Inicialmente, o loft era muito depurado, continua Clo. “Era todo branco, realçado pelos elementos e estruturas de madeira clara, como o pinho. Mas com o passar do tempo fui mudando de ideias e resolvi aplicar nalgumas das paredes um azul muito forte, porque ajuda a destacar os meus trabalhos quando os fotografo”, salienta. “Confere-lhes um contraste muito interessante, algo que eu procurava, assim quase em jeito de espaço museológico. Além disso, destaca a zona de trabalho e ajuda a delimitar as áreas destinadas ao descanso ou ao lazer”.

O facto de, desde sempre, ter tido esta vontade de trabalhar e morar no mesmo lugar, prende-se com a praticidade. Sobretudo no seu caso: “É muito interessante para um artista em fase de desenvolvimento de um trabalho ter uma ideia a meio da noite e não ser forçado a pegar no carro para ir ao ateliê. É uma vida de trabalho contínuo, são 24 horas sobre 24 horas e essa foi a maior inspiração para esta casa!”. A par com o lado funcional, Clo conta-nos que os vários lofts que visitou, sobretudo aqueles que conheceu em Milão numa viagem a propósito da sua participação numa galeria, serviram como fonte de inspiração.  

Os interiores exibem vários elementos em madeira, quente e sem tratamento, “às vezes até com sinais de alguma resina, como as das vigas e colunas expostas”, uma das características do loft. “Gosto cada vez mais desta intemporalidade dos materiais”, afirma Clo. Os quartos receberam umas janelas generosas em comprimento, para mais luz natural; algumas paredes têm uma caixa de pladur para se poder aplicar luz LED e aquecer o ambiente. O chão original apenas recebeu uma camada de verniz semibrilho para ganhar mais resistência. A cozinha, feita de madeira lacada a preto sem brilho, tem um visual algo industrial, assim quase “como a cozinha de um sushi man, algo que também me agrada substancialmente, porque gosto muito cozinhar e é um lugar da casa onde eu passo muito tempo a explorar receitas”, explica. “Todas as janelas são lacadas a branco, a mesa de jantar foi construída por mim, passo a passo — primeiro os pés em inox, depois a madeira —, os armários superiores são feitos à medida, proporcionando um aproveitamento da área incrível e estão colocados à volta da janela para que todo o espaço seja maximizado”. Todas as mesas do ateliê foram igualmente feitas à medida, por forma a que ali seja possível receber vários artistas, se necessário. Mas o destaque, aponta, vai para a biblioteca, “construída por um carpinteiro e desenhada por forma a podermos sentar nas escadas e ler um livro, mas também como via de acesso ao nível superior.” A versatilidade e funcionalidade, a par com a estética do lugar, promovem a reunião.

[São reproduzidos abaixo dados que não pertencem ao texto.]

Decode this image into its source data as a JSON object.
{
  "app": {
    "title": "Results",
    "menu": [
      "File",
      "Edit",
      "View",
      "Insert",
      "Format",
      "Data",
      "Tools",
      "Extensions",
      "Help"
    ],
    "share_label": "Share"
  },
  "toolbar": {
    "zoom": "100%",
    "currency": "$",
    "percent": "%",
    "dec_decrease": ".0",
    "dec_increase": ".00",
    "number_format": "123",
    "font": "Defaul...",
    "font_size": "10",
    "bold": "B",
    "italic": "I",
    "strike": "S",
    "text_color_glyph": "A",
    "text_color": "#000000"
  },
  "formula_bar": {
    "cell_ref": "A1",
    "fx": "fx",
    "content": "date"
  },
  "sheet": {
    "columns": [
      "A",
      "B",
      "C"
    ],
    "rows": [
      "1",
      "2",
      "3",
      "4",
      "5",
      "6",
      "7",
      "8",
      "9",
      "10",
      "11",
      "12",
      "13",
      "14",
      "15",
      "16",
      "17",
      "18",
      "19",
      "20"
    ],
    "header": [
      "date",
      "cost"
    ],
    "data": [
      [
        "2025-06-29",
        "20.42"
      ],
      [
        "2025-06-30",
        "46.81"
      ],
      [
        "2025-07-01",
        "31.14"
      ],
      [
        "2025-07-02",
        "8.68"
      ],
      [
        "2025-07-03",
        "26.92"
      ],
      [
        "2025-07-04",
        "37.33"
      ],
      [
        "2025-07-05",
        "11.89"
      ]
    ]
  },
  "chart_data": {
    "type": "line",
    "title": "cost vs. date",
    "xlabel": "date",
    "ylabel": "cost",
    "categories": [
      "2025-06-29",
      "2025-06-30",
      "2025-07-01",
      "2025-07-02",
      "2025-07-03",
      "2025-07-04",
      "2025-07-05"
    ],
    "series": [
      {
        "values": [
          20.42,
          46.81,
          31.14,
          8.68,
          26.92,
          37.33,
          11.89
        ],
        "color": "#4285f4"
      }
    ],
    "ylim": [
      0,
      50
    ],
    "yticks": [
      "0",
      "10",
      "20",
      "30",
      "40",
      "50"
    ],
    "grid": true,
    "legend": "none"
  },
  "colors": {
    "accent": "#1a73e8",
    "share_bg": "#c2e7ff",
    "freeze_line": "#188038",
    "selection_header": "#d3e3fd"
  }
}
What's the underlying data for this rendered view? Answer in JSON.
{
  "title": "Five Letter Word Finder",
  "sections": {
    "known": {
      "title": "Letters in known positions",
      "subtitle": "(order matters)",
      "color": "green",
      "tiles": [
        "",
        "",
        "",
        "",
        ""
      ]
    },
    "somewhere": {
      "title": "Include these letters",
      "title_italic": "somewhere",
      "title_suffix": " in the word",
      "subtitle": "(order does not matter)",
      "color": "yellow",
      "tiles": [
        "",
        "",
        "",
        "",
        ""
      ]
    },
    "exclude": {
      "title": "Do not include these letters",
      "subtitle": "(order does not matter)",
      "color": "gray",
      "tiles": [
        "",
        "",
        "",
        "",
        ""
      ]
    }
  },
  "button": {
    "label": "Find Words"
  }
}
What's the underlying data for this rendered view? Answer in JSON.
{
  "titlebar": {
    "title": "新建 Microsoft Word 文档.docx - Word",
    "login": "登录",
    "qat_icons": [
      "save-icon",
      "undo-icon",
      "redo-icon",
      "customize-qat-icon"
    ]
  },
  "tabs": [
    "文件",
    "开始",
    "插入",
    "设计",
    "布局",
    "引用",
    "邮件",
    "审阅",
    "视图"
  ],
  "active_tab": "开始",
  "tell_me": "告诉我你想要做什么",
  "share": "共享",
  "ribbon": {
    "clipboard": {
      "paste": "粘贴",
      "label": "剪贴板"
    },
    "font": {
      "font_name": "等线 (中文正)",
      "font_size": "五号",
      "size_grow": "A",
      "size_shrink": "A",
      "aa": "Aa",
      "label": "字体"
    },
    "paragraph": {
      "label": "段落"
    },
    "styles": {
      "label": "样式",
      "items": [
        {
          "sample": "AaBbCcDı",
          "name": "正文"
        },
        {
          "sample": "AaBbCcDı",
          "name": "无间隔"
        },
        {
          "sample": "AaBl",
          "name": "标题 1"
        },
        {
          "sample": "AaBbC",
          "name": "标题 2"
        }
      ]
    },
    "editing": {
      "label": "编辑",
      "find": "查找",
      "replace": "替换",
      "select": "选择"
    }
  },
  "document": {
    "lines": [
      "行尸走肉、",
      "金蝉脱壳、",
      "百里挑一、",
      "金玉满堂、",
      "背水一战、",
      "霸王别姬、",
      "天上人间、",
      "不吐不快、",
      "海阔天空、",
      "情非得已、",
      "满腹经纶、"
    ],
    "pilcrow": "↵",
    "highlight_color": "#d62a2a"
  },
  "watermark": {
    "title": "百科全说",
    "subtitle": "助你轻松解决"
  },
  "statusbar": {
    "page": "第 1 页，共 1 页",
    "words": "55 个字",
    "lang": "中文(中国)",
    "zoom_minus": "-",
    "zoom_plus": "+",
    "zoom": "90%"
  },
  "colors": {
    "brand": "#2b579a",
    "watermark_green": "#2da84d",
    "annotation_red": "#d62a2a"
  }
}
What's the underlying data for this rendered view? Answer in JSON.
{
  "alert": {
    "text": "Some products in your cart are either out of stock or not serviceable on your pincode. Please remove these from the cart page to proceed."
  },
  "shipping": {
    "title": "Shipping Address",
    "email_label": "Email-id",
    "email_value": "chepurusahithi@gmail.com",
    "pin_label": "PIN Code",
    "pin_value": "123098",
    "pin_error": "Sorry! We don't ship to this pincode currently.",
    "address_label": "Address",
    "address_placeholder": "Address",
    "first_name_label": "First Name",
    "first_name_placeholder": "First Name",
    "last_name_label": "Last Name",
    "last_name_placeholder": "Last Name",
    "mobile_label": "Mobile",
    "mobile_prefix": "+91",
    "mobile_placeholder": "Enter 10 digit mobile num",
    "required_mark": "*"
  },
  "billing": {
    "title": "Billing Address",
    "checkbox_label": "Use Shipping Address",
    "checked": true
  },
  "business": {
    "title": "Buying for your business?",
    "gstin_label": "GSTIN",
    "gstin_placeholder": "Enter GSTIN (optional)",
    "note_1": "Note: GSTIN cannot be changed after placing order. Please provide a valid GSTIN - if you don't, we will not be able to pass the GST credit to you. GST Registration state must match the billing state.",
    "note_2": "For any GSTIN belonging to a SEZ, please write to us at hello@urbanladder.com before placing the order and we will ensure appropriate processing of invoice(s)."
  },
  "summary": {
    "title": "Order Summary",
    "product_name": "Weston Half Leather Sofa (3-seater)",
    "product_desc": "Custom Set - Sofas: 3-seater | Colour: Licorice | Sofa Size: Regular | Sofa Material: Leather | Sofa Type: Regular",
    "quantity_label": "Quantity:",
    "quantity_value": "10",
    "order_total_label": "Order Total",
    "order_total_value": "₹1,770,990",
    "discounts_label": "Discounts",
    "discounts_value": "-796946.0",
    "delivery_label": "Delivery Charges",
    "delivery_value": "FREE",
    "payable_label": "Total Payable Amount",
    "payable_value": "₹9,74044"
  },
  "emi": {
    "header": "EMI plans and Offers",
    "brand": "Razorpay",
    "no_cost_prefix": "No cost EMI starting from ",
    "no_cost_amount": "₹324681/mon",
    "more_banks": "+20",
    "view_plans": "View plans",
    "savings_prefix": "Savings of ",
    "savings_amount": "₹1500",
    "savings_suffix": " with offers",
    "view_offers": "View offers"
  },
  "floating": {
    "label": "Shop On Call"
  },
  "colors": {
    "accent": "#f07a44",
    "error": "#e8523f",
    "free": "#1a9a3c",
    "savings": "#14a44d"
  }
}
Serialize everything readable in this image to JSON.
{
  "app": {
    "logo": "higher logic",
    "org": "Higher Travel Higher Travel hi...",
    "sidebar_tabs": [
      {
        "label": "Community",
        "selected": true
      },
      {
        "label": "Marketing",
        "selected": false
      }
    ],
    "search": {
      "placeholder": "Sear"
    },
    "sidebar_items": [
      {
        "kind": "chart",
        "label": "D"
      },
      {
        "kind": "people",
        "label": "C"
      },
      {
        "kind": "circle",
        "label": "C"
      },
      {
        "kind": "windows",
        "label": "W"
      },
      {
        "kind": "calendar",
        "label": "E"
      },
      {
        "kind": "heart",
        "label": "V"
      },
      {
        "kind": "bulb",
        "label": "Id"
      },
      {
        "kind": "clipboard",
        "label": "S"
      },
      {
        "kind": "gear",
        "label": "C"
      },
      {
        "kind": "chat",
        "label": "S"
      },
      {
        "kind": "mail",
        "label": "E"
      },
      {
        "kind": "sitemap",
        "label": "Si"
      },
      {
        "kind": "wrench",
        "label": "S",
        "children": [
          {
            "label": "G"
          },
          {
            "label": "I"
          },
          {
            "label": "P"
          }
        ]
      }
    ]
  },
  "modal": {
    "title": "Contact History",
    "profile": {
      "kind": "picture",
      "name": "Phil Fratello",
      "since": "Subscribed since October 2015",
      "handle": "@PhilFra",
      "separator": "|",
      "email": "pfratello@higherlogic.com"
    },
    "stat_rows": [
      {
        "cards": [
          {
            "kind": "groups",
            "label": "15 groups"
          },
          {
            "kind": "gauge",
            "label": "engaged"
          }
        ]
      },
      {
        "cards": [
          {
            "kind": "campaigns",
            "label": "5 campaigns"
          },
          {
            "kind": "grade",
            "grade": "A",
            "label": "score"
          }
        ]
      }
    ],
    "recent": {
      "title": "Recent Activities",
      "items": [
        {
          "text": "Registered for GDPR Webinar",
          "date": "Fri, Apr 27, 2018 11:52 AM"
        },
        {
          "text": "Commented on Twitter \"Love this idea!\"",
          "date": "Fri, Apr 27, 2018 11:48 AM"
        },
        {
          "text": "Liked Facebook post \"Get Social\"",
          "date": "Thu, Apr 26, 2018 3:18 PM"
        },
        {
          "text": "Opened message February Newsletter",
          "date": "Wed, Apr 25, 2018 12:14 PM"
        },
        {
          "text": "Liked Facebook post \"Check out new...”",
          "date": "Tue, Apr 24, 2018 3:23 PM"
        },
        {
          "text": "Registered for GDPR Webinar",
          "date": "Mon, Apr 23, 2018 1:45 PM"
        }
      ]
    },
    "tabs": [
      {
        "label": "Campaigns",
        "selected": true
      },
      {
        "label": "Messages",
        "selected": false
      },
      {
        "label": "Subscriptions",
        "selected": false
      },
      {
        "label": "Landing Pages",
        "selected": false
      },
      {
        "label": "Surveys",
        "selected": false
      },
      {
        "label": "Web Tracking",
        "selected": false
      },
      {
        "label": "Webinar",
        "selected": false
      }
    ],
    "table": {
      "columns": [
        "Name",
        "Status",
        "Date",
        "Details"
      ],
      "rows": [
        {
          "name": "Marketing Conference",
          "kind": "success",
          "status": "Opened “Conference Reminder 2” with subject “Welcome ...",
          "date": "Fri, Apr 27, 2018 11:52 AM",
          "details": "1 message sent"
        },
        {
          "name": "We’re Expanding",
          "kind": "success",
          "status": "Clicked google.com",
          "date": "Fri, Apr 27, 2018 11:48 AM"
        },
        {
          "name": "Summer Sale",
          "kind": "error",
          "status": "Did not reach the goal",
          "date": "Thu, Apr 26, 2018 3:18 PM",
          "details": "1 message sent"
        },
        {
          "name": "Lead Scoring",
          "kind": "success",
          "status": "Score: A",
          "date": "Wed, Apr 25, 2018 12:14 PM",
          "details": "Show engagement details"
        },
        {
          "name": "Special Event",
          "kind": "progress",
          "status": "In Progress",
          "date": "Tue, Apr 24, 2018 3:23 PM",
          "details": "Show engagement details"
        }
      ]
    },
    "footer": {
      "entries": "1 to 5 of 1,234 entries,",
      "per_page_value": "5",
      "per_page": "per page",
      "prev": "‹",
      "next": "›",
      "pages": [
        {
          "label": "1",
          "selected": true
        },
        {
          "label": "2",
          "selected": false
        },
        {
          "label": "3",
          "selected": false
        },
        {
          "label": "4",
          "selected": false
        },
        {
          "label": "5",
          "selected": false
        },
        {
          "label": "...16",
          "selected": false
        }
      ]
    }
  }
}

Construído numa zona de chalés, no Estoril — “que é uma área muito bonita e romântica, com várias casas do século dezanove restauradas, de várias cores, arborizada e junto ao mar” —, o edifício dista pouco metros da praia proporcionando caminhadas junto ao mar. “É bastante inspirador e nutre a criatividade. Percorrer o paredão de Estoril a Cascais é sempre uma forma de promover a atividade física e intelectual e isso é uma mais-valia para mim. Estar tão perto do mar é muito inspirador para qualquer artista”.